Mustapha Mohammed who co-aired Political Platform with the deceased at AIT said, “Efenji distinguished himself in his character and work ethics as a focused and respectful person regardless who he related with. On Political Platform I remember him as one who had a lot of love and passion for the cause and struggle of the Niger Delta being from there himself. He had no fear of the truth and he told it with intense passion.”

Though investigations are still ongoing, some people who spoke to Weekly Trust said they felt the whole thing was preplanned as the story coming from different quarters are not coherent.

They noted that instead of the security measures which gardens and parks should put in place, on the said day no search or any other form of security measures were carried out as individuals came in or went out of the park.

“Parks and gardens are meant for relaxation and are to be security conscious but the question left unanswered in this case is why did the management of this park in question fail to put any effort  in trying to see that the fight did not degenerate to any loss of life? With this brutal murder carried out in a park, one is only left to ask how safe the recreational centres and parks we have around are?” asked a man who is a regular visitor to the park but who wishes to be anonymous.

Speaking on the murder of Efenji, the Police Public Relations Officer attached to the force headquarters, SP Moshood Jimoh said the police have arrested some suspects in connection with the matter and that the suspects are giving useful information but said what they have not been able to establish yet was if it was a premeditated killing or just a mob attack.

He said they have been able to establish that Efenji died as a result of the injuries he sustained from the attack due to massive blood loss from the multiple stabs and cuts he sustained on his body and head.
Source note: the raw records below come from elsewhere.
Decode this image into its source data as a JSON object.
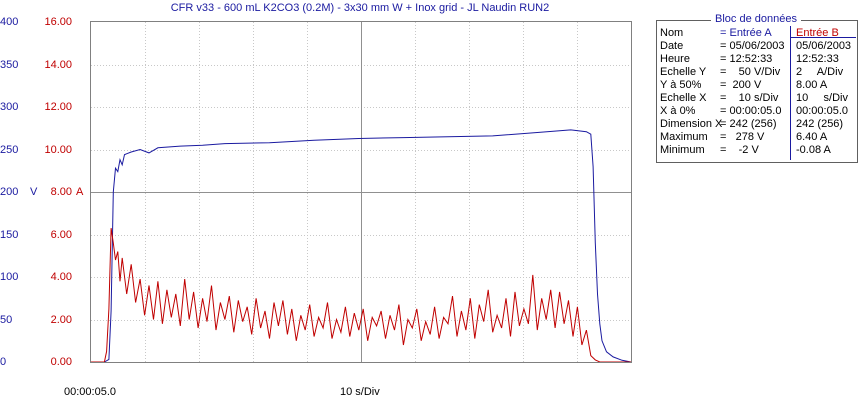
{
  "chart_data": {
    "type": "line",
    "title": "CFR v33 - 600 mL K2CO3 (0.2M) - 3x30 mm W + Inox grid - JL Naudin RUN2",
    "x_start_label": "00:00:05.0",
    "x_div_label": "10 s/Div",
    "xlim": [
      0,
      242
    ],
    "grid": true,
    "axes": {
      "A": {
        "ticks": [
          "400",
          "350",
          "300",
          "250",
          "200",
          "150",
          "100",
          "50",
          "0"
        ],
        "unit": "V",
        "ylim": [
          0,
          400
        ],
        "color": "#1a1aa0"
      },
      "B": {
        "ticks": [
          "16.00",
          "14.00",
          "12.00",
          "10.00",
          "8.00",
          "6.00",
          "4.00",
          "2.00",
          "0.00"
        ],
        "unit": "A",
        "ylim": [
          0,
          16
        ],
        "color": "#c00000"
      }
    },
    "series": [
      {
        "name": "Entrée A",
        "axis": "A",
        "color": "#1a1aa0",
        "points": [
          [
            0,
            0
          ],
          [
            6,
            0
          ],
          [
            8,
            3
          ],
          [
            9,
            60
          ],
          [
            10,
            200
          ],
          [
            11,
            228
          ],
          [
            12,
            224
          ],
          [
            13,
            238
          ],
          [
            14,
            232
          ],
          [
            15,
            244
          ],
          [
            18,
            247
          ],
          [
            22,
            250
          ],
          [
            26,
            246
          ],
          [
            30,
            252
          ],
          [
            40,
            254
          ],
          [
            50,
            255
          ],
          [
            60,
            257
          ],
          [
            80,
            258
          ],
          [
            100,
            261
          ],
          [
            120,
            263
          ],
          [
            140,
            264
          ],
          [
            160,
            265
          ],
          [
            180,
            266
          ],
          [
            200,
            270
          ],
          [
            215,
            273
          ],
          [
            222,
            271
          ],
          [
            224,
            268
          ],
          [
            225,
            230
          ],
          [
            226,
            140
          ],
          [
            227,
            80
          ],
          [
            228,
            45
          ],
          [
            229,
            25
          ],
          [
            231,
            12
          ],
          [
            234,
            6
          ],
          [
            238,
            2
          ],
          [
            242,
            0
          ]
        ]
      },
      {
        "name": "Entrée B",
        "axis": "B",
        "color": "#c00000",
        "points": [
          [
            0,
            0
          ],
          [
            6,
            0
          ],
          [
            7,
            0.5
          ],
          [
            8,
            2.5
          ],
          [
            9,
            6.3
          ],
          [
            10,
            5.6
          ],
          [
            11,
            4.8
          ],
          [
            12,
            5.2
          ],
          [
            13,
            3.8
          ],
          [
            14,
            4.9
          ],
          [
            16,
            3.2
          ],
          [
            18,
            4.6
          ],
          [
            20,
            2.8
          ],
          [
            22,
            3.9
          ],
          [
            24,
            2.2
          ],
          [
            26,
            3.6
          ],
          [
            28,
            2.0
          ],
          [
            30,
            3.8
          ],
          [
            32,
            1.8
          ],
          [
            34,
            3.4
          ],
          [
            36,
            2.1
          ],
          [
            38,
            3.2
          ],
          [
            40,
            1.7
          ],
          [
            42,
            3.9
          ],
          [
            44,
            2.0
          ],
          [
            46,
            3.3
          ],
          [
            48,
            1.6
          ],
          [
            50,
            3.0
          ],
          [
            52,
            1.9
          ],
          [
            54,
            3.6
          ],
          [
            56,
            1.5
          ],
          [
            58,
            2.8
          ],
          [
            60,
            2.0
          ],
          [
            62,
            3.1
          ],
          [
            64,
            1.4
          ],
          [
            66,
            2.9
          ],
          [
            68,
            1.9
          ],
          [
            70,
            2.6
          ],
          [
            72,
            1.3
          ],
          [
            74,
            3.0
          ],
          [
            76,
            1.6
          ],
          [
            78,
            2.4
          ],
          [
            80,
            1.1
          ],
          [
            82,
            2.8
          ],
          [
            84,
            1.7
          ],
          [
            86,
            2.9
          ],
          [
            88,
            1.3
          ],
          [
            90,
            2.5
          ],
          [
            92,
            1.0
          ],
          [
            94,
            2.2
          ],
          [
            96,
            1.5
          ],
          [
            98,
            2.7
          ],
          [
            100,
            1.2
          ],
          [
            102,
            2.1
          ],
          [
            104,
            1.6
          ],
          [
            106,
            2.8
          ],
          [
            108,
            1.1
          ],
          [
            110,
            2.0
          ],
          [
            112,
            1.4
          ],
          [
            114,
            2.6
          ],
          [
            116,
            1.2
          ],
          [
            118,
            2.3
          ],
          [
            120,
            1.5
          ],
          [
            122,
            2.5
          ],
          [
            124,
            1.0
          ],
          [
            126,
            2.1
          ],
          [
            128,
            1.7
          ],
          [
            130,
            2.4
          ],
          [
            132,
            1.1
          ],
          [
            134,
            2.2
          ],
          [
            136,
            1.5
          ],
          [
            138,
            2.7
          ],
          [
            140,
            0.8
          ],
          [
            142,
            2.0
          ],
          [
            144,
            1.6
          ],
          [
            146,
            2.5
          ],
          [
            148,
            1.0
          ],
          [
            150,
            1.9
          ],
          [
            152,
            1.3
          ],
          [
            154,
            2.6
          ],
          [
            156,
            1.1
          ],
          [
            158,
            2.1
          ],
          [
            160,
            1.8
          ],
          [
            162,
            3.1
          ],
          [
            164,
            1.2
          ],
          [
            166,
            2.4
          ],
          [
            168,
            1.5
          ],
          [
            170,
            3.0
          ],
          [
            172,
            1.1
          ],
          [
            174,
            2.7
          ],
          [
            176,
            1.9
          ],
          [
            178,
            3.4
          ],
          [
            180,
            1.4
          ],
          [
            182,
            2.2
          ],
          [
            184,
            1.6
          ],
          [
            186,
            3.0
          ],
          [
            188,
            1.2
          ],
          [
            190,
            3.3
          ],
          [
            192,
            1.7
          ],
          [
            194,
            2.5
          ],
          [
            196,
            1.8
          ],
          [
            198,
            4.1
          ],
          [
            200,
            1.5
          ],
          [
            202,
            3.0
          ],
          [
            204,
            2.0
          ],
          [
            206,
            3.4
          ],
          [
            208,
            1.6
          ],
          [
            210,
            3.3
          ],
          [
            212,
            1.8
          ],
          [
            214,
            2.9
          ],
          [
            216,
            1.2
          ],
          [
            218,
            2.6
          ],
          [
            220,
            0.8
          ],
          [
            222,
            1.5
          ],
          [
            224,
            0.3
          ],
          [
            226,
            0.1
          ],
          [
            228,
            0
          ],
          [
            242,
            0
          ]
        ]
      }
    ]
  },
  "databox": {
    "title": "Bloc de données",
    "header": {
      "label": "Nom",
      "a": "= Entrée A",
      "b": "Entrée B"
    },
    "rows": [
      {
        "label": "Date",
        "a": "= 05/06/2003",
        "b": "05/06/2003"
      },
      {
        "label": "Heure",
        "a": "= 12:52:33",
        "b": "12:52:33"
      },
      {
        "label": "Echelle Y",
        "a": "=    50 V/Div",
        "b": "2     A/Div"
      },
      {
        "label": "Y à 50%",
        "a": "=  200 V",
        "b": "8.00 A"
      },
      {
        "label": "Echelle X",
        "a": "=    10 s/Div",
        "b": "10     s/Div"
      },
      {
        "label": "X à 0%",
        "a": "= 00:00:05.0",
        "b": "00:00:05.0"
      },
      {
        "label": "Dimension X",
        "a": "= 242 (256)",
        "b": "242 (256)"
      },
      {
        "label": "Maximum",
        "a": "=   278 V",
        "b": "6.40 A"
      },
      {
        "label": "Minimum",
        "a": "=    -2 V",
        "b": "-0.08 A"
      }
    ]
  }
}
When asked about the measures the police have taken regarding the security in parks and recreational areas, Jimoh said, “We have deployed police on patrol in most of these areas and even have mounted police men on horses. The number of security personnel doubles at night to make sure there is sanity in these places; in essence the patrol is 24 hours.”

The PPRO pleaded with the public to avail them with any useful information they could have regarding the murder of Efenji as it will go a long way in ensuring justice is done on the matter.

 The big question which has been hovering around since this incidence is: Are parks now murder and slaughter spots and are they now havens for murderers, abductors, drug addicts and rapists?